Interessant zu sehen ist dies ja auch im Vergleich mit den USA. Würden deutsche Parteien dort mit ihren Programmen antreten, so würden sie alle (selbst die CDU) als ziemlich weit links eingestuft werden, während im Umkehrschluss die dortige "linke" Demokratische Partei sich im deutschen Parteienspektrum irgendwo rechts der CDU einfinden könnte.
Aber solche kuriosen Vergleiche kann man mit jedem anderen Land veranstalten...
Aufgrund des amerikanischen Zweiparteien-Systems sind die Programme imho endgültig zu komplex, um sie sinnvoll in das deutsche links/rechts-Schema einzusortieren. Je nachdem, welches Thema du priorisierst, erhälst du da unterschiedliche Ergebnisse, weil sowohl Republikaner wie Demokraten mal "linke" und mal "rechte" Ansichten vertreten. Eine sinnvollere Trennung findet sich auf der Achse liberal/instutitionalisiert.
Nein. Natürlich kann eine rechte Partei auf demokratischem Wege regieren und weiter als rechts gelten. Wenn man schon das Links-Rechts-Spektrum überhaupt zu Charakterisierung von Parteien nutzen möchte, dann sollte man es so tun, daß eben nicht pure Mehrheiten das Spektrum verschieben. Sonst ist es nämlich noch wertloser, als es ohnehin schon ist.

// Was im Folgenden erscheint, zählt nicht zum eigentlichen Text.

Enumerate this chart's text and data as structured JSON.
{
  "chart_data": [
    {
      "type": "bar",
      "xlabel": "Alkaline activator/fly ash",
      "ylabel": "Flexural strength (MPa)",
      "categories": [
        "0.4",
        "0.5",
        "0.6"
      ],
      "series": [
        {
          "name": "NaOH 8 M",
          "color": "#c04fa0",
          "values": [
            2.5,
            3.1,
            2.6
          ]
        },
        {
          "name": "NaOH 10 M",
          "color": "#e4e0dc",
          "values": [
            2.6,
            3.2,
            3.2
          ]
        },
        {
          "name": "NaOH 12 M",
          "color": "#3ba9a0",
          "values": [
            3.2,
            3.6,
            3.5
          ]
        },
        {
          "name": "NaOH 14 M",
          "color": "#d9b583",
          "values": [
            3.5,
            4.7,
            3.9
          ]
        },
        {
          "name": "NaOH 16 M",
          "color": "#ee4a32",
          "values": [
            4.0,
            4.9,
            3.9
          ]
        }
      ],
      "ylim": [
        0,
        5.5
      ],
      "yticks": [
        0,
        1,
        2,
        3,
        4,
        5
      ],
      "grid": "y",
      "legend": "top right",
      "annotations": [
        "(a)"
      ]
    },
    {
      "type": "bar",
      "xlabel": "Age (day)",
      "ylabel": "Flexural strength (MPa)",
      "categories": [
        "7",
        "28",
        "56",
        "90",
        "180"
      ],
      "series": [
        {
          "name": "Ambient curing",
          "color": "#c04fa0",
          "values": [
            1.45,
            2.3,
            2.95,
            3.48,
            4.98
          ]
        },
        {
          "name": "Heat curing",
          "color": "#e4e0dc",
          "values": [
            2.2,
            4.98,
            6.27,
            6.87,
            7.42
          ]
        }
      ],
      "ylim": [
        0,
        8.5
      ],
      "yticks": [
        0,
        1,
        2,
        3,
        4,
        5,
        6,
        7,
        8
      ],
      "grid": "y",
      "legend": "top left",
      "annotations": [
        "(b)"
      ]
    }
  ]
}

Ich bin der erste, der dieses Bezeichnungsystem als absolut unzureichend bezeichnet. Aber man muss akzeptieren, dass die Medien und Leute es benutzen - und zwar in der von mir beschriebenen, dynamischen Weise. Das die von sozialwissenschaftlichen Begriffsverwendungen abweicht, stimmt. Aber das stimmt nach meiner Erfahrung für quasi alle sozialwissenschaftlichen Begriffe, die aus der Alltagssprache entlehnt wurden - denn letztere ist nun einmal nicht statisch.
Du meinst sicher die gerne verwendete Floskel "in der Mitte der Gesellschaft angekommen". Das hat aber nichts mit politischer Ausrichtung zu tun. Auch eine knallrechte oder -linke Partei könne dort ankommen, ohne ihr politisches Spektrum zu verändern.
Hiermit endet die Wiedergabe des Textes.